© JUNGE FREIHEIT Verlag GmbH & Co.  www.jungefreiheit.de    49/02 29. November 2002

 
Neue Technologien: "Gläsernes Labor" in Berlin-Buch
So macht der Wandertag Spaß
Angelika Willig

Genforschung verstehen durch Mitmachen" lautet die Losung des "Gläsernen Labors". Das klingt angenehm demokratisch. Insgeheim fragt man sich allerdings, ob Restriktionsspaltung und Elektrophorese so einfach beim Mitmachen zu erlernen sind wie Yoga oder Töpfern. Doch wirklich, in zwei Stunden hat der Anfänger - heute heißt es Einsteiger - einen genetischen Fingerabdruck erstellt und mit den Abdrücken dreier "Verdächtiger" verglichen. Zur Überführung eines Straftäters ist also mit Hilfe der Gentechnik jeder Idiot - die Einsteiger mögen entschuldigen! - in der Lage. Das Verstehen dämpft nicht unbedingt die Furcht und den Respekt vor der neuen Wissenschaft. Je ausgereifter die Verfahren sind, desto leichter werden sie im Dienst wechselnder Interessen zu handhaben sein - und desto weniger Leute wird es geben, die wirklich Bescheid wissen. Der Versuchsaufbau erinnert etwas an das Rezept der Dr.Oetker-Backmischungen: drei Beutel öffnen, zusammenschütten und ein Ei hineinschlagen, fertig ist der Teig. Es gibt auch einen Heizblock zum Bebrüten. Doch "Brüten" heißt es eigentlich nur bei Lebewesen, also bei Zellkulturen, die Zellen der Mundschleimhaut, die für die DNA-Analyse mit einer Art Ohrenstäbchen entnommen werden, sind tot. Und wenn sie es nicht wären, würden die Zell- und Kernmembran durch das Lösungsmittel auf jeden Fall zerstört. Es geht darum, die DNA kleinteilig zu isolieren, um schließlich per elektrischer Ausrichtung der unterschiedlichen Teilchen ein unverwechselbares Muster zu produzieren - eben den genetischen Fingerabdruck. Für den Laien besteht dieser Vorgang hauptsächlich im genauen Abmessen von Flüssigkeitsmengen. Auch das ist dank modernster Pipetten zu 500 Euro pro Stück quasi idiotensicher geworden. Die ruhige Hand ist einzig beim Einbringen des Endprodukts in die vorbereitete Gel-Tasche vonnöten. Und schließlich erscheint auf dem Bildschirm fein säuberlich die Reihe der "Fingerabdrücke".
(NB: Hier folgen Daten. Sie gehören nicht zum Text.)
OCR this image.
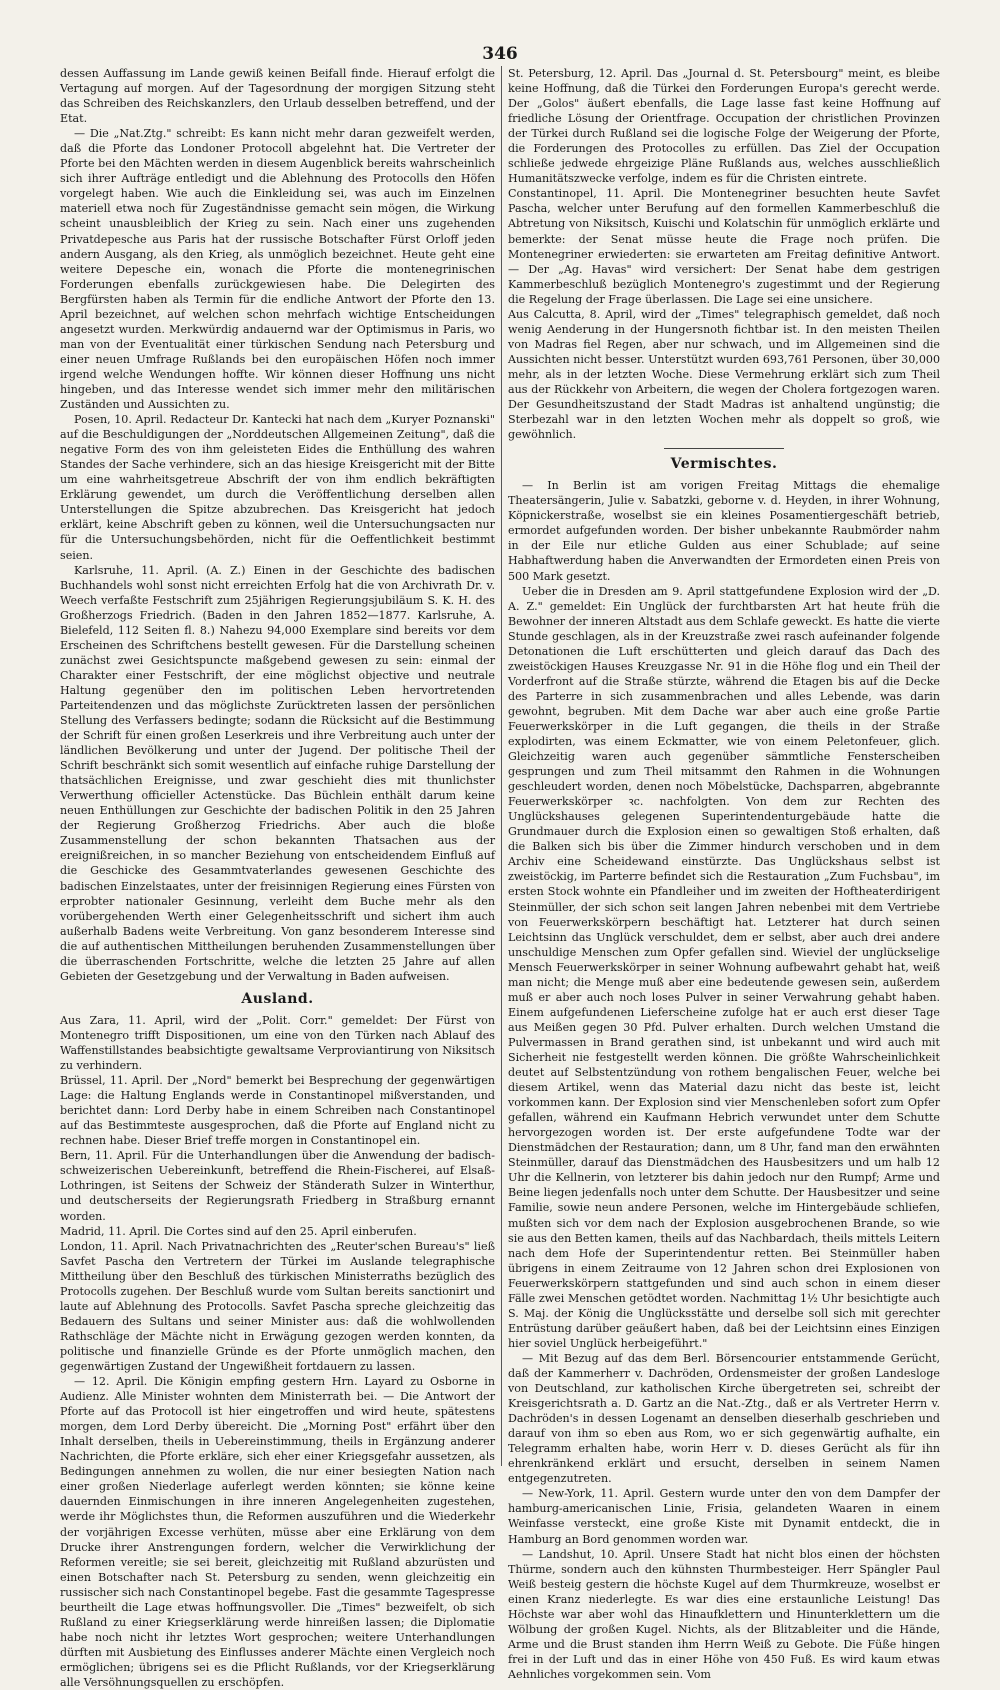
346

dessen Auffassung im Lande gewiß keinen Beifall finde. Hierauf erfolgt die Vertagung auf morgen. Auf der Tagesordnung der morgigen Sitzung steht das Schreiben des Reichskanzlers, den Urlaub desselben betreffend, und der Etat.

— Die „Nat.Ztg." schreibt: Es kann nicht mehr daran gezweifelt werden, daß die Pforte das Londoner Protocoll abgelehnt hat. Die Vertreter der Pforte bei den Mächten werden in diesem Augenblick bereits wahrscheinlich sich ihrer Aufträge entledigt und die Ablehnung des Protocolls den Höfen vorgelegt haben. Wie auch die Einkleidung sei, was auch im Einzelnen materiell etwa noch für Zugeständnisse gemacht sein mögen, die Wirkung scheint unausbleiblich der Krieg zu sein. Nach einer uns zugehenden Privatdepesche aus Paris hat der russische Botschafter Fürst Orloff jeden andern Ausgang, als den Krieg, als unmöglich bezeichnet. Heute geht eine weitere Depesche ein, wonach die Pforte die montenegrinischen Forderungen ebenfalls zurückgewiesen habe. Die Delegirten des Bergfürsten haben als Termin für die endliche Antwort der Pforte den 13. April bezeichnet, auf welchen schon mehrfach wichtige Entscheidungen angesetzt wurden. Merkwürdig andauernd war der Optimismus in Paris, wo man von der Eventualität einer türkischen Sendung nach Petersburg und einer neuen Umfrage Rußlands bei den europäischen Höfen noch immer irgend welche Wendungen hoffte. Wir können dieser Hoffnung uns nicht hingeben, und das Interesse wendet sich immer mehr den militärischen Zuständen und Aussichten zu.

Posen, 10. April. Redacteur Dr. Kantecki hat nach dem „Kuryer Poznanski" auf die Beschuldigungen der „Norddeutschen Allgemeinen Zeitung", daß die negative Form des von ihm geleisteten Eides die Enthüllung des wahren Standes der Sache verhindere, sich an das hiesige Kreisgericht mit der Bitte um eine wahrheitsgetreue Abschrift der von ihm endlich bekräftigten Erklärung gewendet, um durch die Veröffentlichung derselben allen Unterstellungen die Spitze abzubrechen. Das Kreisgericht hat jedoch erklärt, keine Abschrift geben zu können, weil die Untersuchungsacten nur für die Untersuchungsbehörden, nicht für die Oeffentlichkeit bestimmt seien.

Karlsruhe, 11. April. (A. Z.) Einen in der Geschichte des badischen Buchhandels wohl sonst nicht erreichten Erfolg hat die von Archivrath Dr. v. Weech verfaßte Festschrift zum 25jährigen Regierungsjubiläum S. K. H. des Großherzogs Friedrich. (Baden in den Jahren 1852—1877. Karlsruhe, A. Bielefeld, 112 Seiten fl. 8.) Nahezu 94,000 Exemplare sind bereits vor dem Erscheinen des Schriftchens bestellt gewesen. Für die Darstellung scheinen zunächst zwei Gesichtspuncte maßgebend gewesen zu sein: einmal der Charakter einer Festschrift, der eine möglichst objective und neutrale Haltung gegenüber den im politischen Leben hervortretenden Parteitendenzen und das möglichste Zurücktreten lassen der persönlichen Stellung des Verfassers bedingte; sodann die Rücksicht auf die Bestimmung der Schrift für einen großen Leserkreis und ihre Verbreitung auch unter der ländlichen Bevölkerung und unter der Jugend. Der politische Theil der Schrift beschränkt sich somit wesentlich auf einfache ruhige Darstellung der thatsächlichen Ereignisse, und zwar geschieht dies mit thunlichster Verwerthung officieller Actenstücke. Das Büchlein enthält darum keine neuen Enthüllungen zur Geschichte der badischen Politik in den 25 Jahren der Regierung Großherzog Friedrichs. Aber auch die bloße Zusammenstellung der schon bekannten Thatsachen aus der ereignißreichen, in so mancher Beziehung von entscheidendem Einfluß auf die Geschicke des Gesammtvaterlandes gewesenen Geschichte des badischen Einzelstaates, unter der freisinnigen Regierung eines Fürsten von erprobter nationaler Gesinnung, verleiht dem Buche mehr als den vorübergehenden Werth einer Gelegenheitsschrift und sichert ihm auch außerhalb Badens weite Verbreitung. Von ganz besonderem Interesse sind die auf authentischen Mittheilungen beruhenden Zusammenstellungen über die überraschenden Fortschritte, welche die letzten 25 Jahre auf allen Gebieten der Gesetzgebung und der Verwaltung in Baden aufweisen.

Ausland.

Aus Zara, 11. April, wird der „Polit. Corr." gemeldet: Der Fürst von Montenegro trifft Dispositionen, um eine von den Türken nach Ablauf des Waffenstillstandes beabsichtigte gewaltsame Verproviantirung von Niksitsch zu verhindern.

Brüssel, 11. April. Der „Nord" bemerkt bei Besprechung der gegenwärtigen Lage: die Haltung Englands werde in Constantinopel mißverstanden, und berichtet dann: Lord Derby habe in einem Schreiben nach Constantinopel auf das Bestimmteste ausgesprochen, daß die Pforte auf England nicht zu rechnen habe. Dieser Brief treffe morgen in Constantinopel ein.

Bern, 11. April. Für die Unterhandlungen über die Anwendung der badisch-schweizerischen Uebereinkunft, betreffend die Rhein-Fischerei, auf Elsaß-Lothringen, ist Seitens der Schweiz der Ständerath Sulzer in Winterthur, und deutscherseits der Regierungsrath Friedberg in Straßburg ernannt worden.

Madrid, 11. April. Die Cortes sind auf den 25. April einberufen.

London, 11. April. Nach Privatnachrichten des „Reuter'schen Bureau's" ließ Savfet Pascha den Vertretern der Türkei im Auslande telegraphische Mittheilung über den Beschluß des türkischen Ministerraths bezüglich des Protocolls zugehen. Der Beschluß wurde vom Sultan bereits sanctionirt und laute auf Ablehnung des Protocolls. Savfet Pascha spreche gleichzeitig das Bedauern des Sultans und seiner Minister aus: daß die wohlwollenden Rathschläge der Mächte nicht in Erwägung gezogen werden konnten, da politische und finanzielle Gründe es der Pforte unmöglich machen, den gegenwärtigen Zustand der Ungewißheit fortdauern zu lassen.

— 12. April. Die Königin empfing gestern Hrn. Layard zu Osborne in Audienz. Alle Minister wohnten dem Ministerrath bei. — Die Antwort der Pforte auf das Protocoll ist hier eingetroffen und wird heute, spätestens morgen, dem Lord Derby übereicht. Die „Morning Post" erfährt über den Inhalt derselben, theils in Uebereinstimmung, theils in Ergänzung anderer Nachrichten, die Pforte erkläre, sich eher einer Kriegsgefahr aussetzen, als Bedingungen annehmen zu wollen, die nur einer besiegten Nation nach einer großen Niederlage auferlegt werden könnten; sie könne keine dauernden Einmischungen in ihre inneren Angelegenheiten zugestehen, werde ihr Möglichstes thun, die Reformen auszuführen und die Wiederkehr der vorjährigen Excesse verhüten, müsse aber eine Erklärung von dem Drucke ihrer Anstrengungen fordern, welcher die Verwirklichung der Reformen vereitle; sie sei bereit, gleichzeitig mit Rußland abzurüsten und einen Botschafter nach St. Petersburg zu senden, wenn gleichzeitig ein russischer sich nach Constantinopel begebe. Fast die gesammte Tagespresse beurtheilt die Lage etwas hoffnungsvoller. Die „Times" bezweifelt, ob sich Rußland zu einer Kriegserklärung werde hinreißen lassen; die Diplomatie habe noch nicht ihr letztes Wort gesprochen; weitere Unterhandlungen dürften mit Ausbietung des Einflusses anderer Mächte einen Vergleich noch ermöglichen; übrigens sei es die Pflicht Rußlands, vor der Kriegserklärung alle Versöhnungsquellen zu erschöpfen.

St. Petersburg, 12. April. Das „Journal d. St. Petersbourg" meint, es bleibe keine Hoffnung, daß die Türkei den Forderungen Europa's gerecht werde. Der „Golos" äußert ebenfalls, die Lage lasse fast keine Hoffnung auf friedliche Lösung der Orientfrage. Occupation der christlichen Provinzen der Türkei durch Rußland sei die logische Folge der Weigerung der Pforte, die Forderungen des Protocolles zu erfüllen. Das Ziel der Occupation schließe jedwede ehrgeizige Pläne Rußlands aus, welches ausschließlich Humanitätszwecke verfolge, indem es für die Christen eintrete.

Constantinopel, 11. April. Die Montenegriner besuchten heute Savfet Pascha, welcher unter Berufung auf den formellen Kammerbeschluß die Abtretung von Niksitsch, Kuischi und Kolatschin für unmöglich erklärte und bemerkte: der Senat müsse heute die Frage noch prüfen. Die Montenegriner erwiederten: sie erwarteten am Freitag definitive Antwort. — Der „Ag. Havas" wird versichert: Der Senat habe dem gestrigen Kammerbeschluß bezüglich Montenegro's zugestimmt und der Regierung die Regelung der Frage überlassen. Die Lage sei eine unsichere.

Aus Calcutta, 8. April, wird der „Times" telegraphisch gemeldet, daß noch wenig Aenderung in der Hungersnoth fichtbar ist. In den meisten Theilen von Madras fiel Regen, aber nur schwach, und im Allgemeinen sind die Aussichten nicht besser. Unterstützt wurden 693,761 Personen, über 30,000 mehr, als in der letzten Woche. Diese Vermehrung erklärt sich zum Theil aus der Rückkehr von Arbeitern, die wegen der Cholera fortgezogen waren. Der Gesundheitszustand der Stadt Madras ist anhaltend ungünstig; die Sterbezahl war in den letzten Wochen mehr als doppelt so groß, wie gewöhnlich.

Vermischtes.

— In Berlin ist am vorigen Freitag Mittags die ehemalige Theatersängerin, Julie v. Sabatzki, geborne v. d. Heyden, in ihrer Wohnung, Köpnickerstraße, woselbst sie ein kleines Posamentiergeschäft betrieb, ermordet aufgefunden worden. Der bisher unbekannte Raubmörder nahm in der Eile nur etliche Gulden aus einer Schublade; auf seine Habhaftwerdung haben die Anverwandten der Ermordeten einen Preis von 500 Mark gesetzt.

Ueber die in Dresden am 9. April stattgefundene Explosion wird der „D. A. Z." gemeldet: Ein Unglück der furchtbarsten Art hat heute früh die Bewohner der inneren Altstadt aus dem Schlafe geweckt. Es hatte die vierte Stunde geschlagen, als in der Kreuzstraße zwei rasch aufeinander folgende Detonationen die Luft erschütterten und gleich darauf das Dach des zweistöckigen Hauses Kreuzgasse Nr. 91 in die Höhe flog und ein Theil der Vorderfront auf die Straße stürzte, während die Etagen bis auf die Decke des Parterre in sich zusammenbrachen und alles Lebende, was darin gewohnt, begruben. Mit dem Dache war aber auch eine große Partie Feuerwerkskörper in die Luft gegangen, die theils in der Straße explodirten, was einem Eckmatter, wie von einem Peletonfeuer, glich. Gleichzeitig waren auch gegenüber sämmtliche Fensterscheiben gesprungen und zum Theil mitsammt den Rahmen in die Wohnungen geschleudert worden, denen noch Möbelstücke, Dachsparren, abgebrannte Feuerwerkskörper ꝛc. nachfolgten. Von dem zur Rechten des Unglückshauses gelegenen Superintendenturgebäude hatte die Grundmauer durch die Explosion einen so gewaltigen Stoß erhalten, daß die Balken sich bis über die Zimmer hindurch verschoben und in dem Archiv eine Scheidewand einstürzte. Das Unglückshaus selbst ist zweistöckig, im Parterre befindet sich die Restauration „Zum Fuchsbau", im ersten Stock wohnte ein Pfandleiher und im zweiten der Hoftheaterdirigent Steinmüller, der sich schon seit langen Jahren nebenbei mit dem Vertriebe von Feuerwerkskörpern beschäftigt hat. Letzterer hat durch seinen Leichtsinn das Unglück verschuldet, dem er selbst, aber auch drei andere unschuldige Menschen zum Opfer gefallen sind. Wieviel der unglückselige Mensch Feuerwerkskörper in seiner Wohnung aufbewahrt gehabt hat, weiß man nicht; die Menge muß aber eine bedeutende gewesen sein, außerdem muß er aber auch noch loses Pulver in seiner Verwahrung gehabt haben. Einem aufgefundenen Lieferscheine zufolge hat er auch erst dieser Tage aus Meißen gegen 30 Pfd. Pulver erhalten. Durch welchen Umstand die Pulvermassen in Brand gerathen sind, ist unbekannt und wird auch mit Sicherheit nie festgestellt werden können. Die größte Wahrscheinlichkeit deutet auf Selbstentzündung von rothem bengalischen Feuer, welche bei diesem Artikel, wenn das Material dazu nicht das beste ist, leicht vorkommen kann. Der Explosion sind vier Menschenleben sofort zum Opfer gefallen, während ein Kaufmann Hebrich verwundet unter dem Schutte hervorgezogen worden ist. Der erste aufgefundene Todte war der Dienstmädchen der Restauration; dann, um 8 Uhr, fand man den erwähnten Steinmüller, darauf das Dienstmädchen des Hausbesitzers und um halb 12 Uhr die Kellnerin, von letzterer bis dahin jedoch nur den Rumpf; Arme und Beine liegen jedenfalls noch unter dem Schutte. Der Hausbesitzer und seine Familie, sowie neun andere Personen, welche im Hintergebäude schliefen, mußten sich vor dem nach der Explosion ausgebrochenen Brande, so wie sie aus den Betten kamen, theils auf das Nachbardach, theils mittels Leitern nach dem Hofe der Superintendentur retten. Bei Steinmüller haben übrigens in einem Zeitraume von 12 Jahren schon drei Explosionen von Feuerwerkskörpern stattgefunden und sind auch schon in einem dieser Fälle zwei Menschen getödtet worden. Nachmittag 1½ Uhr besichtigte auch S. Maj. der König die Unglücksstätte und derselbe soll sich mit gerechter Entrüstung darüber geäußert haben, daß bei der Leichtsinn eines Einzigen hier soviel Unglück herbeigeführt."

— Mit Bezug auf das dem Berl. Börsencourier entstammende Gerücht, daß der Kammerherr v. Dachröden, Ordensmeister der großen Landesloge von Deutschland, zur katholischen Kirche übergetreten sei, schreibt der Kreisgerichtsrath a. D. Gartz an die Nat.-Ztg., daß er als Vertreter Herrn v. Dachröden's in dessen Logenamt an denselben dieserhalb geschrieben und darauf von ihm so eben aus Rom, wo er sich gegenwärtig aufhalte, ein Telegramm erhalten habe, worin Herr v. D. dieses Gerücht als für ihn ehrenkränkend erklärt und ersucht, derselben in seinem Namen entgegenzutreten.

— New-York, 11. April. Gestern wurde unter den von dem Dampfer der hamburg-americanischen Linie, Frisia, gelandeten Waaren in einem Weinfasse versteckt, eine große Kiste mit Dynamit entdeckt, die in Hamburg an Bord genommen worden war.

— Landshut, 10. April. Unsere Stadt hat nicht blos einen der höchsten Thürme, sondern auch den kühnsten Thurmbesteiger. Herr Spängler Paul Weiß besteig gestern die höchste Kugel auf dem Thurmkreuze, woselbst er einen Kranz niederlegte. Es war dies eine erstaunliche Leistung! Das Höchste war aber wohl das Hinaufklettern und Hinunterklettern um die Wölbung der großen Kugel. Nichts, als der Blitzableiter und die Hände, Arme und die Brust standen ihm Herrn Weiß zu Gebote. Die Füße hingen frei in der Luft und das in einer Höhe von 450 Fuß. Es wird kaum etwas Aehnliches vorgekommen sein. Vom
Das kriminalistische Sujet ist für die Oberschüler, die diesen Vormittag Laborluft schnüffeln dürfen, nur mäßig attraktiv. Die junge Generation denkt schon weiter: Kann ich unbemerkt hinterlassene DNA-Spuren auch nutzen, um hinter die Eigenschaften eines künftigen Partners zu kommen - so ähnlich wie beim Sternzeichen-Anhänger? Und was bringt das Mitmachen bei der Gentechnik auf die Dauer ein? Die berufliche Perspektive ergibt sich schon aus der Lage des "Gläsernen Labors" mitten im Wissenschaftszentrum Berlin-Buch. Finanziell und organisatorisch ist das "Gläserne Labor" von der Industrie unabhängig. Und die Schüler bringen wenig Empörung über Klonfabriken oder Embryonenverbrauch mit. Sie beschäftigt mehr das Schicksal der Versuchstiere. Gibt es hier Ratten? Offenbar nicht. Aber sonst ist alles genau wie in einem echten biochemischen Labor, Sicherheitsstufe 1, versteht sich.